Recognise Transgender people in India
In India, the southern state of Tamil Nadu has become the country’s first to recognise transgender people as a separate sex.
Presenter: Alana Rosenbaum
Speakers: Rose Venkatesan, talkshow host; Hijra activist, Nagaraj; Noori, Hijra activist.
ROSENBAUM: Ipadiku Rose, a new talk show that’s stormed the ratings in the south state of Tamil Nadu. The program tackles thorny social issues like divorce and homosexuality. It’s compere, 29-year-old, Rose Venkatesan, was born a man, but now lives as a woman. She’s India’s first transgender talk show host.
VENKATESAN: I was a girl at heart while I was a child. I would only play with girls, I would avoid the company of boys and I would play with feminine toys, feminine games.
ROSENBAUM: Transgender people like Rose have an ambiguous status in Indian society. They’re incorporated in Hindu rituals and believed by many to possess supernatural powers. But in everyday life, they’re dogged by prejudice. Known as hijras, transgender people have for centuries made up a visible minority in India, but it’s only now that they’re receiving official acknowledgement. Last month, Tamil Nadu became the first state in India to recognise a third sex. So far, the policy change is only reflected in ration cards. When applying for government assistance, applicants can now mark their sex as transgender. Hijra activist Nagaraj welcomes the move.
NAGARAJ: It will help to raise the status because still now they didn’t get any recommendations or any support from the government, they were neglected and discriminated against by the society.
ROSENBAUM: Hinduism, India’s majority religion, gives hijras a God-like status. Frequently they’re invited to dance at weddings and celebrations marking the arrival of a first-born. Yet despite their ritual significance, hijras are among the most socially disadvantaged group in India. Ostracised by their families, many organise themselves into communities, which rely on begging. In big cities, it’s not uncommon to see sari-clad hijras panhandling. Sex work is also a major source of income, and rates of HIV among hijras are disproportionately high, according to Noori, a Hijra activist. Noori, herself, was a sex worker, but she gave it up to practice social work after contracting HIV.
NOORI: After diagnosis I was brave, I gave up sex work because I did not want to spread the disease. In 2001 I was the first transgender to start up a network.
ROSENBAUM: In an effort to broaden employment opportunities for transgender people, the Tamil Nadu government offers computer training to hijras. Here in a crowded classroom in downtown Chennai, the capital of Tamil Nadu, 20 students learn about the operating systems that power call centres. Some students say they’ve suffer sexual harassment at work.
HARIHARAN:They used to call me one pet name, that name used to be very bad. I couldn’t even use the toilet; they used to give sexual tortures like that and all.
ROSENBAUM: Rose, the talk show host, began living as a woman three years ago after returning to Chennai from the US, where she earned a masters degree in biomedical engineering. She says her family is still coming to terms with her decision.
VENKATESAN: I was beaten up, I was thrown out of the house, I was just constantly nagged at. I had trouble every second of my life. But now it’s a lotlot better, I mean they’ve accepted me and treat me very casually. It’s just my mom that is still not ok with it; she still keeps praying to God for me to be a man.
ROSENBAUM: Rose’s show airs on a mainstream Tamil language station owned by Rupert Murdoch’s News Corporation. The program is free of controversy; Rose says she even receives fan mail from non-transgender people.

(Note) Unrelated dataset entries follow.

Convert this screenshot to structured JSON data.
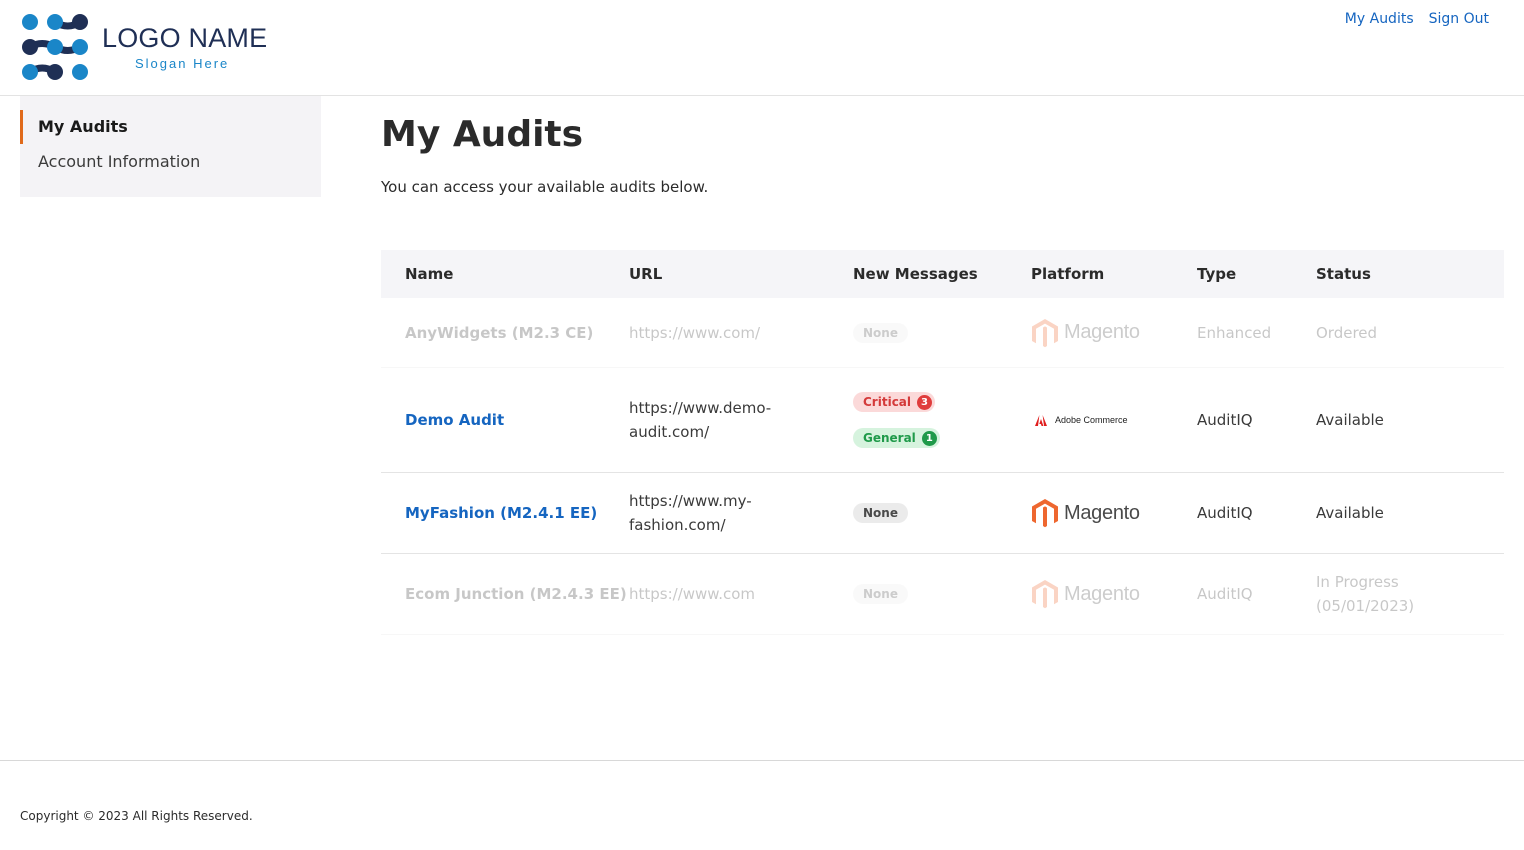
{
  "brand": {
    "name": "LOGO NAME",
    "slogan": "Slogan Here",
    "colors": {
      "dark": "#1f2f55",
      "accent": "#1a86c8"
    }
  },
  "top_nav": {
    "my_audits": "My Audits",
    "sign_out": "Sign Out"
  },
  "sidebar": {
    "items": [
      {
        "label": "My Audits",
        "active": true
      },
      {
        "label": "Account Information",
        "active": false
      }
    ]
  },
  "page": {
    "title": "My Audits",
    "subtitle": "You can access your available audits below."
  },
  "table": {
    "headers": [
      "Name",
      "URL",
      "New Messages",
      "Platform",
      "Type",
      "Status"
    ],
    "rows": [
      {
        "name": "AnyWidgets (M2.3 CE)",
        "url": "https://www.com/",
        "messages": {
          "none": "None"
        },
        "platform": "Magento",
        "type": "Enhanced",
        "status": "Ordered"
      },
      {
        "name": "Demo Audit",
        "url": "https://www.demo-audit.com/",
        "messages": {
          "critical_label": "Critical",
          "critical_count": "3",
          "general_label": "General",
          "general_count": "1"
        },
        "platform": "Adobe Commerce",
        "type": "AuditIQ",
        "status": "Available"
      },
      {
        "name": "MyFashion (M2.4.1 EE)",
        "url": "https://www.my-fashion.com/",
        "messages": {
          "none": "None"
        },
        "platform": "Magento",
        "type": "AuditIQ",
        "status": "Available"
      },
      {
        "name": "Ecom Junction (M2.4.3 EE)",
        "url": "https://www.com",
        "messages": {
          "none": "None"
        },
        "platform": "Magento",
        "type": "AuditIQ",
        "status": "In Progress (05/01/2023)"
      }
    ]
  },
  "footer": {
    "copyright": "Copyright © 2023 All Rights Reserved."
  },
  "colors": {
    "link": "#1565c0",
    "active_marker": "#e06a1b",
    "magento": "#ee672f"
  }
}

VENKATESAN: Yeah, they love me, they like me, and in fact women also like me because when I appear on-screen as a woman they appreciate beauty and my grace and my dresses, so I’m just seen as a woman. I mean I don’t consider myself out of the mainstream, I’m very much part of the mainstream.
ROSENBAUM: But Indian audiences may have more trouble digesting another program Rose has in the works; she’s pitching to networks a reality TV show about her up-coming gender re-assignment surgery.